How will you wow your customers in a world where “Wow!” is followed by a yawn?
Goat Yoga
A yoga instructor in Boulder, CO couldn’t fill her classes. She tried to market, advertise, and gain attention on social media, but she wasn’t getting anywhere.
She wanted to delight her clients in a new way. Her solution didn’t come from a group of marketing analysts.
What would stimulate interest in her yoga classes? Baby goats.
The latest trend attracting people to yoga classes is goats. There is some affinity between baby goats and people doing yoga. It’s a trend that started in Oregon and has gone viral:
Sometimes you don’t know what your clients want.
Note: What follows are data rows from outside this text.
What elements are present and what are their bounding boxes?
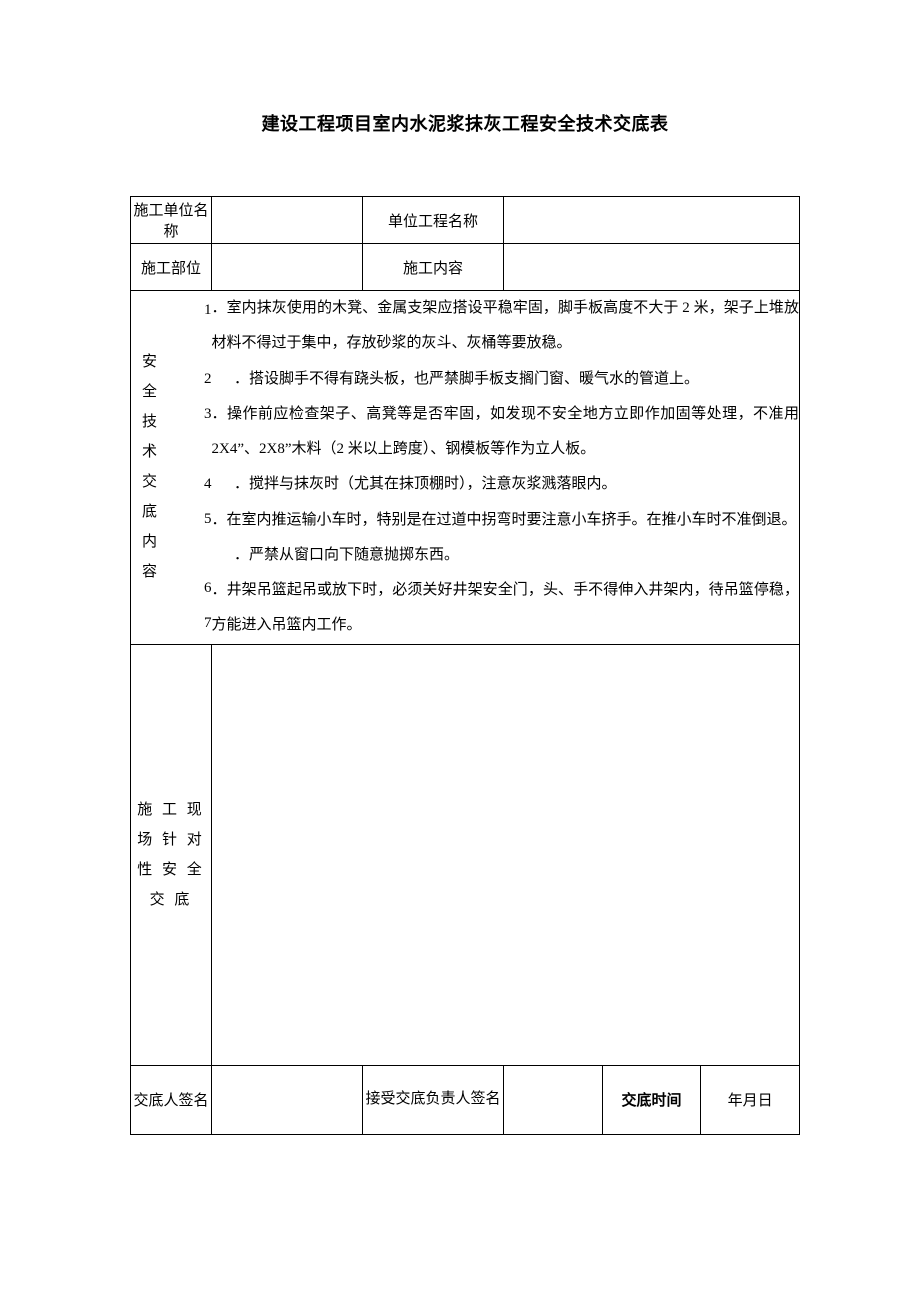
clause-text: ．室内抹灰使用的木凳、金属支架应搭设平稳牢固，脚手板高度不大于 2 米，架子上堆… xyxy=(212,291,800,362)
clause-text: ．搅拌与抹灰时（尤其在抹顶棚时），注意灰浆溅落眼内。 xyxy=(212,467,800,502)
section-label-safety-content: 安 全 技 术 交 底 内 容 xyxy=(131,291,172,645)
clause-text: ．井架吊篮起吊或放下时，必须关好井架安全门，头、手不得伸入井架内，待吊篮停稳，方… xyxy=(212,573,800,644)
clause-no: 1 xyxy=(171,293,212,328)
clause-no: 7 xyxy=(171,606,212,641)
label-project-name: 单位工程名称 xyxy=(363,197,504,244)
value-project-name[interactable] xyxy=(504,197,800,244)
label-construction-unit: 施工单位名称 xyxy=(131,197,212,244)
label-construction-content: 施工内容 xyxy=(363,244,504,291)
label-receiver-signature: 接受交底负责人签名 xyxy=(363,1065,504,1134)
clause-no: 6 xyxy=(171,571,212,606)
site-specific-content[interactable] xyxy=(212,644,800,1065)
safety-content-body: ．室内抹灰使用的木凳、金属支架应搭设平稳牢固，脚手板高度不大于 2 米，架子上堆… xyxy=(212,291,800,645)
clause-text: ．在室内推运输小车时，特别是在过道中拐弯时要注意小车挤手。在推小车时不准倒退。 xyxy=(212,503,800,538)
clause-no: 3 xyxy=(171,397,212,432)
clause-number-column: 1 2 3 4 5 6 7 xyxy=(171,291,212,645)
label-disclosure-time: 交底时间 xyxy=(602,1065,701,1134)
label-discloser-signature: 交底人签名 xyxy=(131,1065,212,1134)
value-construction-unit[interactable] xyxy=(212,197,363,244)
clause-no: 4 xyxy=(171,467,212,502)
form-table: 施工单位名称 单位工程名称 施工部位 施工内容 安 全 技 术 交 底 内 容 … xyxy=(130,196,800,1135)
value-construction-part[interactable] xyxy=(212,244,363,291)
section-label-site-specific: 施 工 现 场 针 对 性 安 全 交 底 xyxy=(131,644,212,1065)
clause-text: ．严禁从窗口向下随意抛掷东西。 xyxy=(212,538,800,573)
value-receiver-signature[interactable] xyxy=(504,1065,603,1134)
value-disclosure-time[interactable]: 年月日 xyxy=(701,1065,800,1134)
page-title: 建设工程项目室内水泥浆抹灰工程安全技术交底表 xyxy=(130,110,800,136)
clause-no: 2 xyxy=(171,362,212,397)
label-construction-part: 施工部位 xyxy=(131,244,212,291)
value-discloser-signature[interactable] xyxy=(212,1065,363,1134)
clause-no: 5 xyxy=(171,502,212,537)
clause-text: ．搭设脚手不得有跷头板，也严禁脚手板支搁门窗、暖气水的管道上。 xyxy=(212,362,800,397)
value-construction-content[interactable] xyxy=(504,244,800,291)
clause-text: ．操作前应检查架子、高凳等是否牢固，如发现不安全地方立即作加固等处理，不准用 2… xyxy=(212,397,800,468)
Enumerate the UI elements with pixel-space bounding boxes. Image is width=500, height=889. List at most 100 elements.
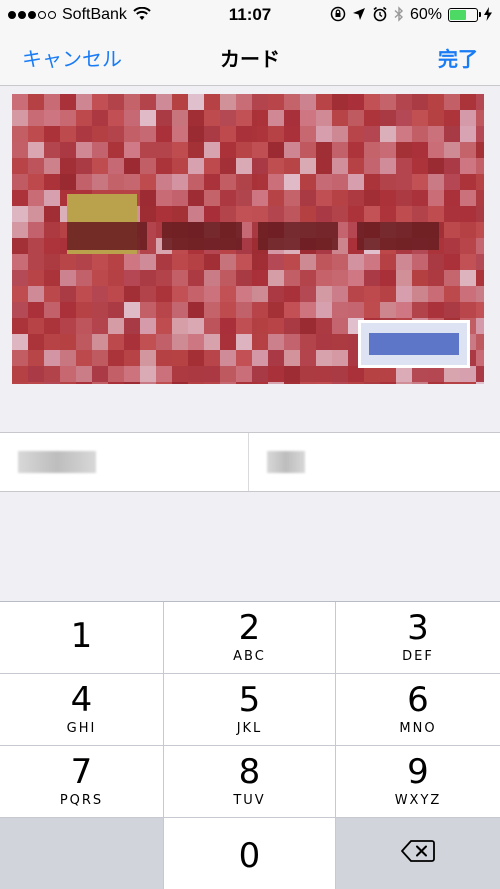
card-pixel bbox=[396, 142, 412, 158]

Often, they don’t know what they want.
But you’ll both know it when you find it.
Take a Loss, Win a Lifelong Customer
I’d made a mistake.
The customer called ahead wanting to know our price on a bag of dog food. I looked it up – our price was surprisingly low.
“That’s much cheaper than the other store in town, are you sure about that price?” he asked.
“I’m looking right at it,” I replied with confidence.
After I got off the phone, I did a double take. I was not looking right at it. I looked up the wrong bag.
Soon, the customer came in, went to the bag of dog food them came to me.
“Oh, sorry. There was a mistake. My fault.”
The customer squinted at me, frowned, and turned to leave the store.
But the shop owner happened to be listening in.
“Hold on sir, what happened?” he asked.
I explained that I’d made an honest mistake and looked up the wrong bag of food.
“No worries sir, we’ll give that price today. Hope you’ll come again soon.”
The customer smiled.
“I was leaving for good, but since you’re making up for it I’ll keep you guys in mind.”
We lost money on that bag of dog food. But the customer left knowing we cared about his business.
Day 1 Vitality
Jeff Bezos uses this term, and we all understand it.
When we start out in business, there is an initial excitement that’s hard to match. We’re optimistic about our plans and how we’ll help our clients. The grind of overcoming daily challenges hasn’t yet dealt its blow. We’re focused on opportunity, innovation, positivity, and excellence.
But what about day 1825? You’re five years into business (which shows you’re doing something right), but do you have that same sense of vitality you had when you started? Are you still inventing on your customer’s behalf?
There has never been a time in history when the phrase “what have you done for me lately” had such literal importance. Customers today aren’t engaged by what you did last week. They’re not impressed with what you did yesterday. And they’re not interested in what you did 5 minutes ago.
Brands are not in control today the way they were pre-internet. They no longer control the customer experience, guiding people where they want them to go. Instead, they have to understand where the customer wants to go and help them get there.
That takes fresh ideas, creativity, innovation, and a sense of adventure. You have to tell a story where your customer is the hero. Their lifestyle is the setting, and how you solve their problem is the plot.
Most of all, it means exciting them with incredible value before they ask for it. They won’t consider other options, because you fulfill their needs before they knew what they needed.
It’s Day 1 – again. Start saving the customers who love you.